- The Prado National Museum. Madrid, Madrid, Spain
- 56.5 x 196.5 cm
- Técnica y soporte
- Oil on canvas
- Reconocimiento de la autoría de Goya
- Documented work
- El Prado National Museum
- Ficha: realización/revisión
- 16 Dec 2009 / 28 Mar 2023
This piece forms part of the series of cartoons that Goya made for the decoration of the king's conversation room in the palace of El Pardo.

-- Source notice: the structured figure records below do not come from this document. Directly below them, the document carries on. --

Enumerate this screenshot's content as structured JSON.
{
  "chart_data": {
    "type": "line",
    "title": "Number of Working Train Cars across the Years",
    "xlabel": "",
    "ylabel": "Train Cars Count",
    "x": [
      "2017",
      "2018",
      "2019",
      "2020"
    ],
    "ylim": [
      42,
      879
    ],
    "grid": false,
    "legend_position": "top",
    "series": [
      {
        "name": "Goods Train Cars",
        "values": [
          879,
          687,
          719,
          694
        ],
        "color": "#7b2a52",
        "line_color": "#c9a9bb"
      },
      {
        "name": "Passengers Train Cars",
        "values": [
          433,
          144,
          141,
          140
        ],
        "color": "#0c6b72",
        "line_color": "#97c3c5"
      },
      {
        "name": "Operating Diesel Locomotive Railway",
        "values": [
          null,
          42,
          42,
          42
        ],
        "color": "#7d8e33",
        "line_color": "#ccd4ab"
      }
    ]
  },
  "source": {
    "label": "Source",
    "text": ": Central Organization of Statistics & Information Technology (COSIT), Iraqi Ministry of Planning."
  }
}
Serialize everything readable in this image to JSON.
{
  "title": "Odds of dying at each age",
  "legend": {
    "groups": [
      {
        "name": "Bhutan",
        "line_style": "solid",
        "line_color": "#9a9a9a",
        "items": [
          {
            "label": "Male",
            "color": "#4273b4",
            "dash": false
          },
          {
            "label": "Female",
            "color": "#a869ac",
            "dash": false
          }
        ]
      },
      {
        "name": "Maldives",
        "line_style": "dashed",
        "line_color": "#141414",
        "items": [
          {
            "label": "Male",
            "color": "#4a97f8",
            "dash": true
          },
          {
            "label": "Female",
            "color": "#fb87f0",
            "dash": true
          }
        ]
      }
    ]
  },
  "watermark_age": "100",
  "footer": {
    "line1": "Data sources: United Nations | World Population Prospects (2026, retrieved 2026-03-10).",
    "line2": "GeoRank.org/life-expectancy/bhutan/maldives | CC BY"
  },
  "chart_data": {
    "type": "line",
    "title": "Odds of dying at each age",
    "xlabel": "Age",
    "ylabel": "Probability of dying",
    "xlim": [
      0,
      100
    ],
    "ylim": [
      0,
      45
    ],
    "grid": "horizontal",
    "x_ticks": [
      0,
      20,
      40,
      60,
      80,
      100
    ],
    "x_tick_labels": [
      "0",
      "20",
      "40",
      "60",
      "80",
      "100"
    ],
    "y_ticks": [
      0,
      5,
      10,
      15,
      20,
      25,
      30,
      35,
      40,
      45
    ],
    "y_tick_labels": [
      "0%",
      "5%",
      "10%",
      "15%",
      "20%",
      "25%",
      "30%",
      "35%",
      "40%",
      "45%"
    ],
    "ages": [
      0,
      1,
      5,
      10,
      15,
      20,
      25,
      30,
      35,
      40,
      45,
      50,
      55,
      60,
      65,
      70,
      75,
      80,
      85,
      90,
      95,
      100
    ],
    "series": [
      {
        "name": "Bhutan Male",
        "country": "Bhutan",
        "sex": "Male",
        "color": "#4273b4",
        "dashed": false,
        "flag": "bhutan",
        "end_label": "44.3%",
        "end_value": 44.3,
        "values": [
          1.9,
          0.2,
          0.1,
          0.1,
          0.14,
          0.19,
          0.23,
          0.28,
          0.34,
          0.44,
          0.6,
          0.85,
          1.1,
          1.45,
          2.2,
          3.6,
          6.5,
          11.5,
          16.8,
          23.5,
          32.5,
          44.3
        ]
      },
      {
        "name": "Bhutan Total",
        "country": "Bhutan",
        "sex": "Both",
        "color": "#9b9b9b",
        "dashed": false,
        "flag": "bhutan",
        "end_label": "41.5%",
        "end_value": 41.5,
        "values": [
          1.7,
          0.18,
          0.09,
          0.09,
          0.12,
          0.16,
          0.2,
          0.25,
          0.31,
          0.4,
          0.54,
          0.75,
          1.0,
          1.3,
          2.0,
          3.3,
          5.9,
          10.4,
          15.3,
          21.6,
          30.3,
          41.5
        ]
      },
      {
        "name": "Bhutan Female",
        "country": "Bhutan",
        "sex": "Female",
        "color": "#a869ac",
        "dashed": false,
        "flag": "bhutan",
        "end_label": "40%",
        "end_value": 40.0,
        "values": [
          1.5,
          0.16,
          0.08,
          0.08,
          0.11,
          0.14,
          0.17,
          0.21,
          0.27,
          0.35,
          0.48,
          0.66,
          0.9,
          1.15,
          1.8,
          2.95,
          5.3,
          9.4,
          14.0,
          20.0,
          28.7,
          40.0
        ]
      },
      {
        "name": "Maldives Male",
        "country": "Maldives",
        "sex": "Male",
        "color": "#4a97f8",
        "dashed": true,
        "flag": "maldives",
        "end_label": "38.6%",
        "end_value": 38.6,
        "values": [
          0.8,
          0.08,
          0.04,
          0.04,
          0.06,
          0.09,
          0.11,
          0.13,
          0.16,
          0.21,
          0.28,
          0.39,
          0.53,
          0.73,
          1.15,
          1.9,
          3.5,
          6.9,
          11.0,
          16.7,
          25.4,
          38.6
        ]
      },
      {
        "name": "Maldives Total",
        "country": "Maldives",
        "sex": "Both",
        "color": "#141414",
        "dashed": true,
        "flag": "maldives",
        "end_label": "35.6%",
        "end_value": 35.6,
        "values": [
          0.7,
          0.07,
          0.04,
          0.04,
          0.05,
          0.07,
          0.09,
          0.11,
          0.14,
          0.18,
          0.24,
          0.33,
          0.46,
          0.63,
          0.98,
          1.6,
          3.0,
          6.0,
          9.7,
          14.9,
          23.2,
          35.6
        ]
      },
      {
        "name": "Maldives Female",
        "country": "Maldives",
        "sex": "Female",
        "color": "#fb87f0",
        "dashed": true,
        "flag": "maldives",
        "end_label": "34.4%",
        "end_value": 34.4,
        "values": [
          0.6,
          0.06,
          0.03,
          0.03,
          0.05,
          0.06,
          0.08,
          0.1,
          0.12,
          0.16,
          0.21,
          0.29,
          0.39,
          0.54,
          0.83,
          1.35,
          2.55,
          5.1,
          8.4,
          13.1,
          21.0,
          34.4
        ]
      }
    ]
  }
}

They were painted between May 1786, shortly after Goya was named royal painter, and the end of 1787. With this series Goya once again took up the work on the tapestry cartoons, six years after the last delivery, which was made before the closing and reopening of the tapestry factory.
This cartoon was included in the inventory carried out by Vicente López in 1834 for Ferdinand VII's will, when it was attributed to Francisco de Goya.
Around 1856 or 1857, the cartoon was moved from the Royal Tapestry Factory of Santa Bárbara to the Palacio de Oriente in Madrid, and it remained in the tapestry basements until, under orders given on 18 January and 9 February 1870, it was taken to the Prado Museum that same year. It remained rolled up in the museum's warehouse until 1984, when Mercedes Águeda recovered the work and lent her voice to the argument that attributed its authorship to Goya.
This overdoor piece is somewhat problematic. When it entered the collection of the Prado (it was probably Cruzada Villaamil who drew up the inventory of the newly acquired works) it was considered to lack artistic interest and it was not attributed to anyone. The work was then lost in the museum's collections until Sambricio included it - with some reservations - in his catalogue of tapestry cartoons by Goya, although he never had the opportunity to see it and he did not include a reproduction of the image. Based purely on the tapestry, the author added that the composition was really quite unfortunate and bore no resemblance to the technique of Goya. It was not until 1984 that Mercedes Águeda finally found the cartoon in the museum and once again insisted on Goya's authorship. Arnaiz agrees with Vicente López and Águeda and is of the opinion that the painting is entirely in keeping with Goya's style of painting.
However, the American writer Janis Tomlinson is absolutely opposed to attributing the work to Goya, arguing that its composition is completely mediocre, that there is no consistency between this work and the rest of the series, dedicated to the seasons, and that the first mention of the work's transfer to tapestry comes considerably later than that of the other overdoor cartoons made for the dining room. She adds that it may have been the work of a secondary artist who worked for the factory during the years in which Goya did not.
Furthermore, the dimensions of the work that were provided in the inventory of 1870, when it arrived at the Prado, were wrong. Neither does it match any of the stretchers included in the invoice from the carpenter, Serrano, unless the dimensions of one of these was also incorrect. In any case, the stretcher for this work's companion piece, Birds in Flight would still need to be accounted for. According to Águeda, both works would have hung on the same wall as The Snowstorm, whilst Sancho places it on the east wall, forming a pair with Birds in Flight.
During its storage in the basements of the Royal Palace, where it was kept rolled up, bearing weight and in damp conditions, the painting suffered considerable damage, affecting its condition.